In his writings, Darwin makes it clear that he cannot state whether or not there is a creator in charge. The idea was impossible to prove or disprove then, and it still is today. But what emerged from Darwin's steady investigations was a new view of the world that can be appreciated and understood on its own terms. Perhaps there is intelligence in charge of the universe, but Darwin's theory shows no sign of it, and has no need of it.
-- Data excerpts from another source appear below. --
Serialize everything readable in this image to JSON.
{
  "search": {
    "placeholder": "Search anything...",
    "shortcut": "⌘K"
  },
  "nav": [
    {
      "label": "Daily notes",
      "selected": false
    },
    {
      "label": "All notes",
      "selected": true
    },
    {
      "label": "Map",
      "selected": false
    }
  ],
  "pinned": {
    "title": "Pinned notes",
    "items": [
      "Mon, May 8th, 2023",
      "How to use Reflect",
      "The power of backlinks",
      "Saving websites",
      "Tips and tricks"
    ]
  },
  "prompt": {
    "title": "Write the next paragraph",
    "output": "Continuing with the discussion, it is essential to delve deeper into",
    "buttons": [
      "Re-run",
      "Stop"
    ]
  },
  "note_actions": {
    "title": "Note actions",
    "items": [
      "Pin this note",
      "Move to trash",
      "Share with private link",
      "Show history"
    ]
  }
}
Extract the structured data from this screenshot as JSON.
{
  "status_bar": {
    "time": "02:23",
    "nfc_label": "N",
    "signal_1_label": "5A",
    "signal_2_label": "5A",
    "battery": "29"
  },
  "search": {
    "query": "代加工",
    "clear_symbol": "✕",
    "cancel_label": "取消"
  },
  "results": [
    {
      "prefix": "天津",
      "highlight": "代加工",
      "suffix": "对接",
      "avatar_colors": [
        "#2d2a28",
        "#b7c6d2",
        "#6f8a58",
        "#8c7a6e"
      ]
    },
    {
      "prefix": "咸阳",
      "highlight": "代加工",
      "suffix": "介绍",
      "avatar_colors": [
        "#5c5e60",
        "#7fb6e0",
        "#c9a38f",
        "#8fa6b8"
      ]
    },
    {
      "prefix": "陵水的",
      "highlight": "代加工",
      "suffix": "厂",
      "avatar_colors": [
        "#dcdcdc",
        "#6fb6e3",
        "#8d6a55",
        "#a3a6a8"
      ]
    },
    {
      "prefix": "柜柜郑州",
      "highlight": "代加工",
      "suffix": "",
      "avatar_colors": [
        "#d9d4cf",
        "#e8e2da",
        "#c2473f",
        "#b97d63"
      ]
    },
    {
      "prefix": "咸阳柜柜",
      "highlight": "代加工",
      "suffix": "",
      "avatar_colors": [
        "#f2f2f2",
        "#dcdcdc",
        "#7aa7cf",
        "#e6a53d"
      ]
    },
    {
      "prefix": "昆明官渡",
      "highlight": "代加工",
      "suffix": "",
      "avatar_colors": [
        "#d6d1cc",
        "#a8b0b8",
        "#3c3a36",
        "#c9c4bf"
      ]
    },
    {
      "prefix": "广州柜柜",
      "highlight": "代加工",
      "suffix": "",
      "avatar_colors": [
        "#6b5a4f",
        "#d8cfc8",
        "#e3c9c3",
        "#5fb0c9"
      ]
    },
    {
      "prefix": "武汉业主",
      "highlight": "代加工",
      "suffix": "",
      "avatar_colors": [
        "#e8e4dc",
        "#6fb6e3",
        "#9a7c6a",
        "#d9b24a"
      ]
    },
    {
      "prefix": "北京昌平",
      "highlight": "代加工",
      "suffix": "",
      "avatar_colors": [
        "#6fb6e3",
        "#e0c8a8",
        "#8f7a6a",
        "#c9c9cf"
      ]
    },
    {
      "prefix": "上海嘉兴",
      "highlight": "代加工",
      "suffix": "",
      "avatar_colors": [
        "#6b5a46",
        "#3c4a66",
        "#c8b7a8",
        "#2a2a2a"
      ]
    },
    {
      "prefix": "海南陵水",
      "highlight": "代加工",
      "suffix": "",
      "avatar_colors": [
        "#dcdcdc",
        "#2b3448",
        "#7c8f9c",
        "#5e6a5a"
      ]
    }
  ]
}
The exquisite variety and balance that we see in nature is a result of nature itself.

I know that this realization still bothers a great many people. For me, it is stunning and uplifting. After 2,400 years of speculation, humankind has finally uncovered this fundamental aspect of nature and our place among living things. Just think what other equally revolutionary discoveries lie right around the corner.

 

7

LAMARCK AND HIS NOT-ACQUIRED TRAITS

By the time Darwin came along there were and had been a great many naturalists—what today we might call biologists—who had been paying attention to the similar shapes and functions they observed among plants and animals. Philosophers had been wrestling with the origin of life since the heyday of the ancient Greeks. Almost all had speculated on how life began, and how living things became so obviously interdependent. They observed and documented patterns in nature. Big fish need little fish. Squirrels need trees. Humans need to eat, and nature provides the groceries. But how did the great variety of living things come to be; how did we all get here?